There’s more than a hint of J. K. Rowling in the barebones story, which opens in a wizard school. When the titular parchment pages are blown away and swept into the corners of the land, it’s up to you – with your selectable avatar – to go on a linear adventure to retrieve them. Occasional faux-literary intonations from the narrator give the tale the feel of a children’s storybook, and the graphics are bright and colourful. But despite the cutesy aesthetic, Nine Parchments offers a solid challenge and requires maximum concentration.

The core gameplay has you traversing the land via a fixed isometric view, battling monsters and mini-bosses in a series of small arenas. Spawning enemies come in a variety of elemental forms: fire, ice, lightning etc. At your disposal is an expanding wheel of spells, through which you cycle to find the best form of attack. A red monster may be immune to fire, for example, but susceptible to ice – it’s a scissors/paper/stone dynamic.

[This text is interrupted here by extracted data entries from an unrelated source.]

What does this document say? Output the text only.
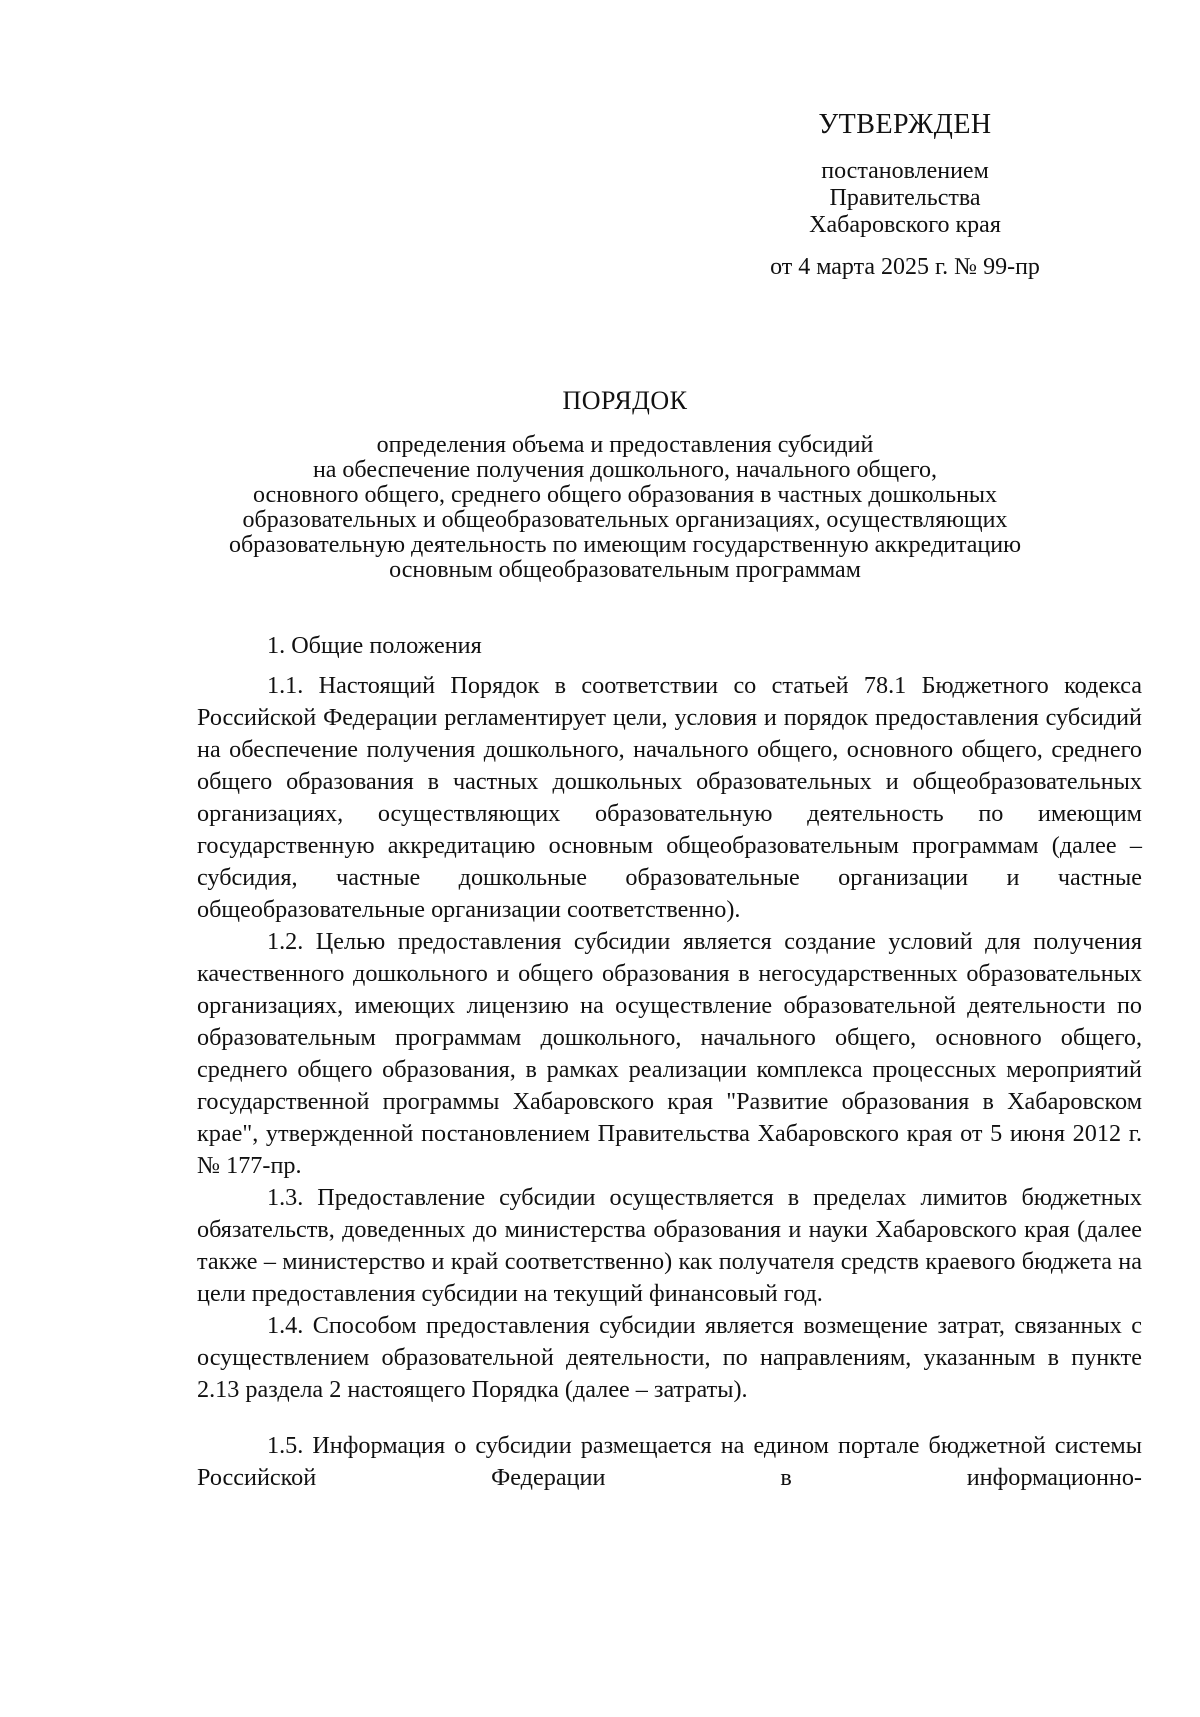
УТВЕРЖДЕН
постановлением
Правительства
Хабаровского края
от 4 марта 2025 г. № 99-пр
ПОРЯДОК
определения объема и предоставления субсидий
на обеспечение получения дошкольного, начального общего,
основного общего, среднего общего образования в частных дошкольных
образовательных и общеобразовательных организациях, осуществляющих
образовательную деятельность по имеющим государственную аккредитацию
основным общеобразовательным программам
1. Общие положения

1.1. Настоящий Порядок в соответствии со статьей 78.1 Бюджетного кодекса Российской Федерации регламентирует цели, условия и порядок предоставления субсидий на обеспечение получения дошкольного, начального общего, основного общего, среднего общего образования в частных дошкольных образовательных и общеобразовательных организациях, осуществляющих образовательную деятельность по имеющим государственную аккредитацию основным общеобразовательным программам (далее – субсидия, частные дошкольные образовательные организации и частные общеобразовательные организации соответственно).

1.2. Целью предоставления субсидии является создание условий для получения качественного дошкольного и общего образования в негосударственных образовательных организациях, имеющих лицензию на осуществление образовательной деятельности по образовательным программам дошкольного, начального общего, основного общего, среднего общего образования, в рамках реализации комплекса процессных мероприятий государственной программы Хабаровского края "Развитие образования в Хабаровском крае", утвержденной постановлением Правительства Хабаровского края от 5 июня 2012 г. № 177-пр.

1.3. Предоставление субсидии осуществляется в пределах лимитов бюджетных обязательств, доведенных до министерства образования и науки Хабаровского края (далее также – министерство и край соответственно) как получателя средств краевого бюджета на цели предоставления субсидии на текущий финансовый год.

1.4. Способом предоставления субсидии является возмещение затрат, связанных с осуществлением образовательной деятельности, по направлениям, указанным в пункте 2.13 раздела 2 настоящего Порядка (далее – затраты).

1.5. Информация о субсидии размещается на едином портале бюджетной системы Российской Федерации в информационно-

Gameplay changes little, although your repertoire of spells grows, giving you more and more to think about in the heat of combat. I feel the devs missed a trick by not including a stop or slow time feature, meaning sometimes you’ll find yourself circling an enemy while leafing through your spellbook to see what might have any kind of effect. It can feel like a war of attrition at times. The final boss functions as an effective test of your abilities whilst also underlining the lack of variety offered by the game.

There is an Easy mode, although this removes the “elite” beasts, and with it yet more precious variety. The game pulls no punches. Die once and you get an instant reprieve; die again and you’re thrown back a checkpoint, which may mean repeating a series of encounters. There’s nothing wrong with apt punishment, but when it’s the result of falling through a deadly hole obscured by busy graphics, it feels harsh.

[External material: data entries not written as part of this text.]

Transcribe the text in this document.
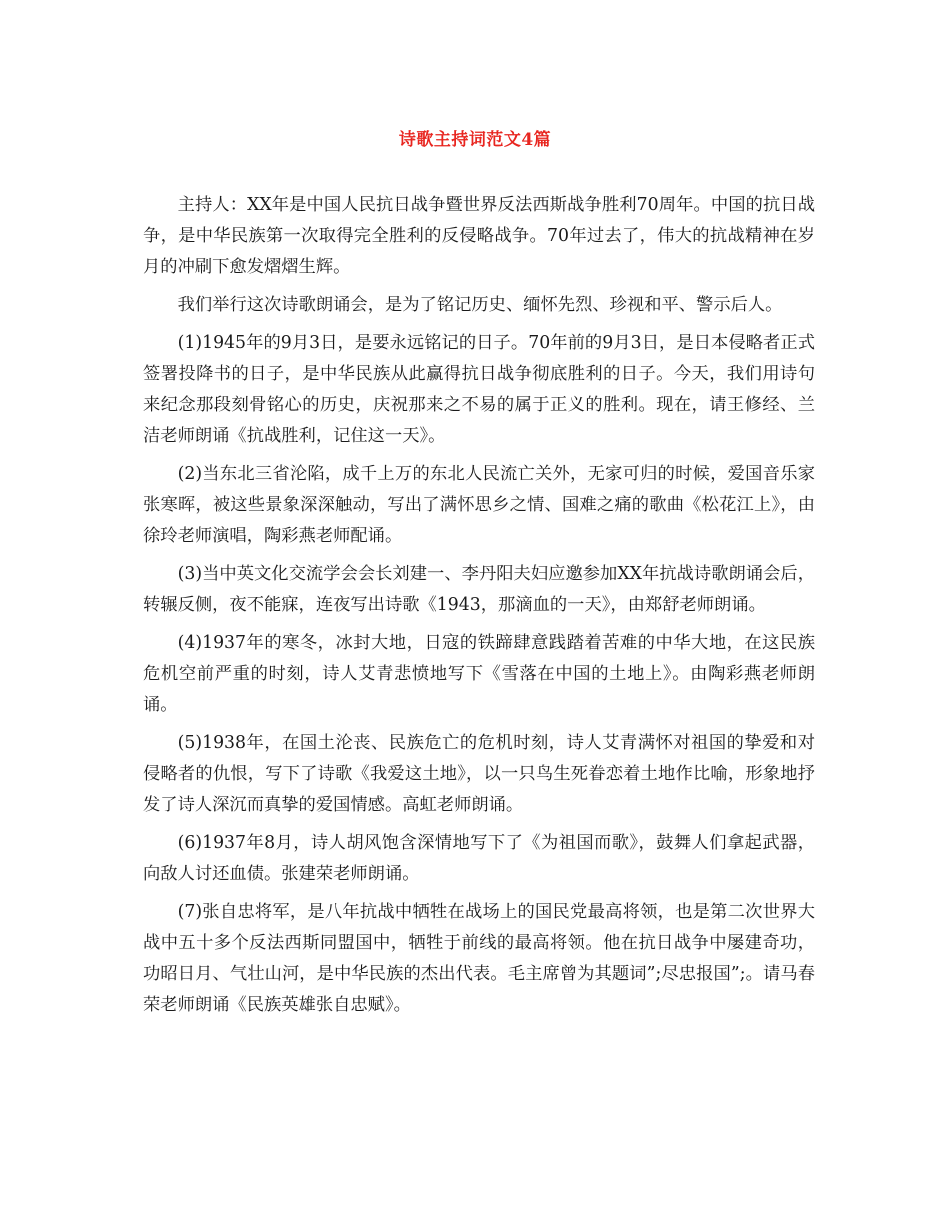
诗歌主持词范文4篇

主持人：XX年是中国人民抗日战争暨世界反法西斯战争胜利70周年。中国的抗日战争，是中华民族第一次取得完全胜利的反侵略战争。70年过去了，伟大的抗战精神在岁月的冲刷下愈发熠熠生辉。

我们举行这次诗歌朗诵会，是为了铭记历史、缅怀先烈、珍视和平、警示后人。

(1)1945年的9月3日，是要永远铭记的日子。70年前的9月3日，是日本侵略者正式签署投降书的日子，是中华民族从此赢得抗日战争彻底胜利的日子。今天，我们用诗句来纪念那段刻骨铭心的历史，庆祝那来之不易的属于正义的胜利。现在，请王修经、兰洁老师朗诵《抗战胜利，记住这一天》。

(2)当东北三省沦陷，成千上万的东北人民流亡关外，无家可归的时候，爱国音乐家张寒晖，被这些景象深深触动，写出了满怀思乡之情、国难之痛的歌曲《松花江上》，由徐玲老师演唱，陶彩燕老师配诵。

(3)当中英文化交流学会会长刘建一、李丹阳夫妇应邀参加XX年抗战诗歌朗诵会后，转辗反侧，夜不能寐，连夜写出诗歌《1943，那滴血的一天》，由郑舒老师朗诵。

(4)1937年的寒冬，冰封大地，日寇的铁蹄肆意践踏着苦难的中华大地，在这民族危机空前严重的时刻，诗人艾青悲愤地写下《雪落在中国的土地上》。由陶彩燕老师朗诵。

(5)1938年，在国土沦丧、民族危亡的危机时刻，诗人艾青满怀对祖国的挚爱和对侵略者的仇恨，写下了诗歌《我爱这土地》，以一只鸟生死眷恋着土地作比喻，形象地抒发了诗人深沉而真挚的爱国情感。高虹老师朗诵。

(6)1937年8月，诗人胡风饱含深情地写下了《为祖国而歌》，鼓舞人们拿起武器，向敌人讨还血债。张建荣老师朗诵。

(7)张自忠将军，是八年抗战中牺牲在战场上的国民党最高将领，也是第二次世界大战中五十多个反法西斯同盟国中，牺牲于前线的最高将领。他在抗日战争中屡建奇功， 功昭日月、气壮山河，是中华民族的杰出代表。毛主席曾为其题词”;尽忠报国”;。请马春荣老师朗诵《民族英雄张自忠赋》。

Those graphics are gorgeous, even if the richness is surface-deep. One way the game does provide variety is in its environments: everything from sun-baked seashores, autumnal woodland, snowy mountain passes, grim Nordic wastes to pink-blossomed valleys. I yearned to explore this world more deeply, but the player is fenced in by invisible walls. Indeed, the opening moments may feel dispiriting, with exploration aggressively limited, and apparently innocuous rock pools a source of instant death.

The controls, while slightly floaty, are responsive. A light auto-aim locks spells to enemies, although in handheld mode it can be difficult to track which direction you’re facing. Secrets take the form of magic quills and treasure chests. Disappointingly, you’ll find them all superficially hidden behind scenery rather than as rewards for solving puzzles. There are also tons of hats and brooms to collect to augment your character, along with a fully-fledged skill tree.

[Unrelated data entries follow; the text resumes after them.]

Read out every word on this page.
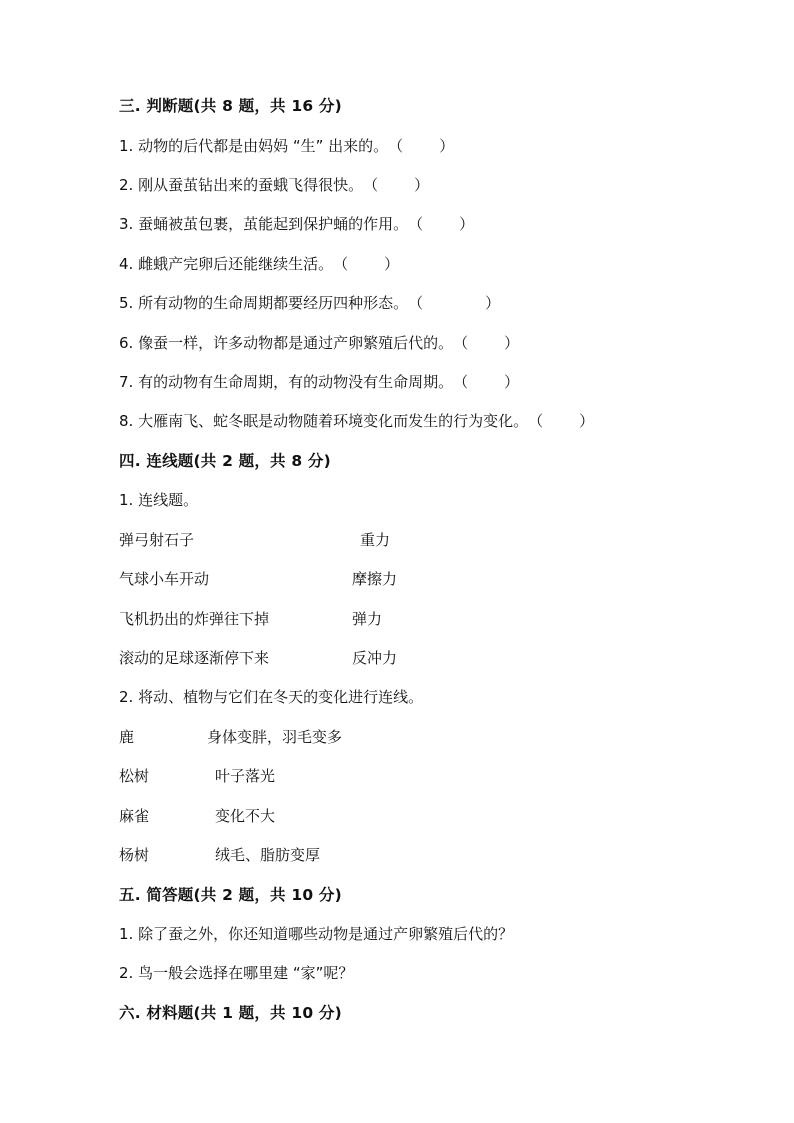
三. 判断题(共 8 题，共 16 分)
1. 动物的后代都是由妈妈 “生” 出来的。（ ）
2. 刚从蚕茧钻出来的蚕蛾飞得很快。（ ）
3. 蚕蛹被茧包裹，茧能起到保护蛹的作用。（ ）
4. 雌蛾产完卵后还能继续生活。（ ）
5. 所有动物的生命周期都要经历四种形态。（	）
6. 像蚕一样，许多动物都是通过产卵繁殖后代的。（ ）
7. 有的动物有生命周期，有的动物没有生命周期。（ ）
8. 大雁南飞、蛇冬眠是动物随着环境变化而发生的行为变化。（ ）
四. 连线题(共 2 题，共 8 分)
1. 连线题。
弹弓射石子	重力
气球小车开动	摩擦力
飞机扔出的炸弹往下掉	弹力
滚动的足球逐渐停下来	反冲力
2. 将动、植物与它们在冬天的变化进行连线。
鹿	身体变胖，羽毛变多
松树	叶子落光
麻雀	变化不大
杨树	绒毛、脂肪变厚
五. 简答题(共 2 题，共 10 分)
1. 除了蚕之外，你还知道哪些动物是通过产卵繁殖后代的？
2. 鸟一般会选择在哪里建 “家”呢？
六. 材料题(共 1 题，共 10 分)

Nine Parchments is well-produced game, and is aesthetically breathtaking at times (the score is delightfully twee). It runs well on Switch, retaining a pretty solid 30fps throughout. But it is very ordinary in terms of its gameplay loop. Clearly it’s designed with multiplayer in mind; and as a co-op campaign, Nine Parchments offers a mindlessly fun blasting party. But it’s hard to recommend as a single-player experience. Twenty years on, it’s really no more advanced a game than Gauntlet Legends – which is fine, as long as you go in with moderate expectations.

Nine Parchments is out now on Nintendo Switch.